Interindividual variation in the proteome of human peripheral blood mononuclear cells
Faculty of Sciences. Biology
Faculty of Sciences. Chemistry
Engineering sciences. Technology
, 9 p.
Peripheral blood mononuclear cells (PBMCs) are main actors in inflammatory processes and linked to many diseases, including rheumatoid arthritis, atherosclerosis, asthma, HIV and cancer. Moreover, they seem an interesting 'surrogate tissue' that can be used in biomarker discovery. In order to get a good experimental design for quantitative expression studies, the knowledge of the interindividual variation is an essential part. Therefore, PBMCs were isolated from 24 healthy volunteers (15 males, 9 females, ages 63-86) with no clinical signs of inflammation. The extracted proteins were separated using the two dimensional difference in gel electrophoresis technology (2D-DIGE), and the gel images were processed with the DeCyder 2D software.
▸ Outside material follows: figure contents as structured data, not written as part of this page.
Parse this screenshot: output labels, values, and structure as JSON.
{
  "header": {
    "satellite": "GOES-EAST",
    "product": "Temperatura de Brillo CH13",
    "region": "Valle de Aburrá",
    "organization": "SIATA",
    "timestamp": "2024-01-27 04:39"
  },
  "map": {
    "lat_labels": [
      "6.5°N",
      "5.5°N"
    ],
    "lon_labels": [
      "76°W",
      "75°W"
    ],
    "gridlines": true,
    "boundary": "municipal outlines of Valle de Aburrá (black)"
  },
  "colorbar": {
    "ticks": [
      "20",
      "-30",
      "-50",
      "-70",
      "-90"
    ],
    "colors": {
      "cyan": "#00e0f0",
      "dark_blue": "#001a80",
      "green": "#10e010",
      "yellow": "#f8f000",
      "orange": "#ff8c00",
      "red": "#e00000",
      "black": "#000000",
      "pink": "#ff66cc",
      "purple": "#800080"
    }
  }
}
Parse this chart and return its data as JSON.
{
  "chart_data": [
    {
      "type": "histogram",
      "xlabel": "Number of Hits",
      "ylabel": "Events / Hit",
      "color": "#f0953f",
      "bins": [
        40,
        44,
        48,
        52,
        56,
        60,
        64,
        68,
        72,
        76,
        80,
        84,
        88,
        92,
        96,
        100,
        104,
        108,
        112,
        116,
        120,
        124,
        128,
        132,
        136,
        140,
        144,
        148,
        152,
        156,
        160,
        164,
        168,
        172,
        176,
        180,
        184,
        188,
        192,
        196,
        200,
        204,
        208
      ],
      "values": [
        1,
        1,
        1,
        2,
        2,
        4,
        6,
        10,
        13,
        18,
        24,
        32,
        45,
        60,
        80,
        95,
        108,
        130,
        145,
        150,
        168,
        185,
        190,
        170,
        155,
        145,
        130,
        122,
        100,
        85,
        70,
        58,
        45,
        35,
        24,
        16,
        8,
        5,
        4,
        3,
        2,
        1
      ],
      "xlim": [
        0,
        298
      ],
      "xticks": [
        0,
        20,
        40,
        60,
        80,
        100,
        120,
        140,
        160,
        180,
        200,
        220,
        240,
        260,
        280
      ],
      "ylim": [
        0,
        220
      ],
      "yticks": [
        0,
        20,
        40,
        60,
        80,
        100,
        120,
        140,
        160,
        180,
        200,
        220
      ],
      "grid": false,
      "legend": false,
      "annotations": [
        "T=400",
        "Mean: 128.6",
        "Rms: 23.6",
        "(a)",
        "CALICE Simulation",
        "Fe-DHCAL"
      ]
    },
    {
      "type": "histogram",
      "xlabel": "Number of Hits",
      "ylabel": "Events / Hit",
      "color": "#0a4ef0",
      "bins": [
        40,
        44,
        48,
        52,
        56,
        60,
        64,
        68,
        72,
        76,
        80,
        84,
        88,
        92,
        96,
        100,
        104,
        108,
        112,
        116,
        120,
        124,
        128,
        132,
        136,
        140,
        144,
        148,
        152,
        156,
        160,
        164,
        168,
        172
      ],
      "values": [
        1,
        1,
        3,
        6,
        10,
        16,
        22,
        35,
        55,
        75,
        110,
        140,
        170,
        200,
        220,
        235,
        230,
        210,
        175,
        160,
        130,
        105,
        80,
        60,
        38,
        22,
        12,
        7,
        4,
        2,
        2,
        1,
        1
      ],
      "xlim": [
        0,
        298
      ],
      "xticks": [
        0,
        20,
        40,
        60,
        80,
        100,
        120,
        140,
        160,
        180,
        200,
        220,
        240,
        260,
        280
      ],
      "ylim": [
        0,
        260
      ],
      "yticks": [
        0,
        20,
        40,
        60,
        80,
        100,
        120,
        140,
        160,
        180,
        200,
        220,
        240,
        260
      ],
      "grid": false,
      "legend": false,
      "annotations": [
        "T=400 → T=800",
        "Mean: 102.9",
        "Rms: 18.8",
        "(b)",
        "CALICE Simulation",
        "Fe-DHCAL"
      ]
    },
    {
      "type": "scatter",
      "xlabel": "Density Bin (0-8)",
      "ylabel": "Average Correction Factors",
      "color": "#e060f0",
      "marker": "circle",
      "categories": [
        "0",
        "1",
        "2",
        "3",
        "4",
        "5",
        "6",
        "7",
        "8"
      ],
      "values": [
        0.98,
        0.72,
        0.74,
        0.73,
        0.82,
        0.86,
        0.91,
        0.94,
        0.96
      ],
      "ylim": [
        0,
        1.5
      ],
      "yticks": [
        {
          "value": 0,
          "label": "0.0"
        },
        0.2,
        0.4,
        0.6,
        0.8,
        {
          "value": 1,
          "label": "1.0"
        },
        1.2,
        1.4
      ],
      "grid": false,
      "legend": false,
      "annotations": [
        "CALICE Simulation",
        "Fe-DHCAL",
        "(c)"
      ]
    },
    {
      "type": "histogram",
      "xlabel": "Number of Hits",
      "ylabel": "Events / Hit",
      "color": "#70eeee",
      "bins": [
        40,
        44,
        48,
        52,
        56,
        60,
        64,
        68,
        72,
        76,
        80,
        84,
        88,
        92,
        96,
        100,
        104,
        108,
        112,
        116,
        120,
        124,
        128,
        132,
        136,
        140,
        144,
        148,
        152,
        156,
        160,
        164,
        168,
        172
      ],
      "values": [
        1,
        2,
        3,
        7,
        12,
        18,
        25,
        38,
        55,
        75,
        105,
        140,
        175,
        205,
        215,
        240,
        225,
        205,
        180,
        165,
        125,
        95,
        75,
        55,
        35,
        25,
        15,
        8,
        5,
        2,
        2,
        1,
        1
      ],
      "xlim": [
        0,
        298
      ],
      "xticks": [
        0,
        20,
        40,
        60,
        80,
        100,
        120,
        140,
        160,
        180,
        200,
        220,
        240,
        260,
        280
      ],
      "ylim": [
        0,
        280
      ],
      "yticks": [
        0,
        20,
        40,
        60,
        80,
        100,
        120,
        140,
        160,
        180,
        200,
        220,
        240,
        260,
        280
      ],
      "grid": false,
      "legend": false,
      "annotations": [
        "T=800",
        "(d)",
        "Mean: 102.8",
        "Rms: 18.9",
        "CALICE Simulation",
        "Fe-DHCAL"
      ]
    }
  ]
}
Protein spots present in at least 22 out of 24 healthy volunteers were selected for further statistical analysis. Determination of the coefficient of variation (CV) of the normalized spot volume values of these proteins, reveals that the total variation of the PBMC proteome varies between 12,99% to 148,45%, with a mean value of 28%. A supplemental look at the causes of technical variation showed that the isolation of PBMCs from whole blood is the factor which influences the experimental variance the most. This isolation should be handled with extra care and an additional washing step would be beneficial. Knowing the extent of variation, we show that at least 10 independent samples per group are needed to obtain statistical powerful data. This study demonstrates the importance of considering variance of a human population for a good experimental design for future protein profiling or biomarker studies.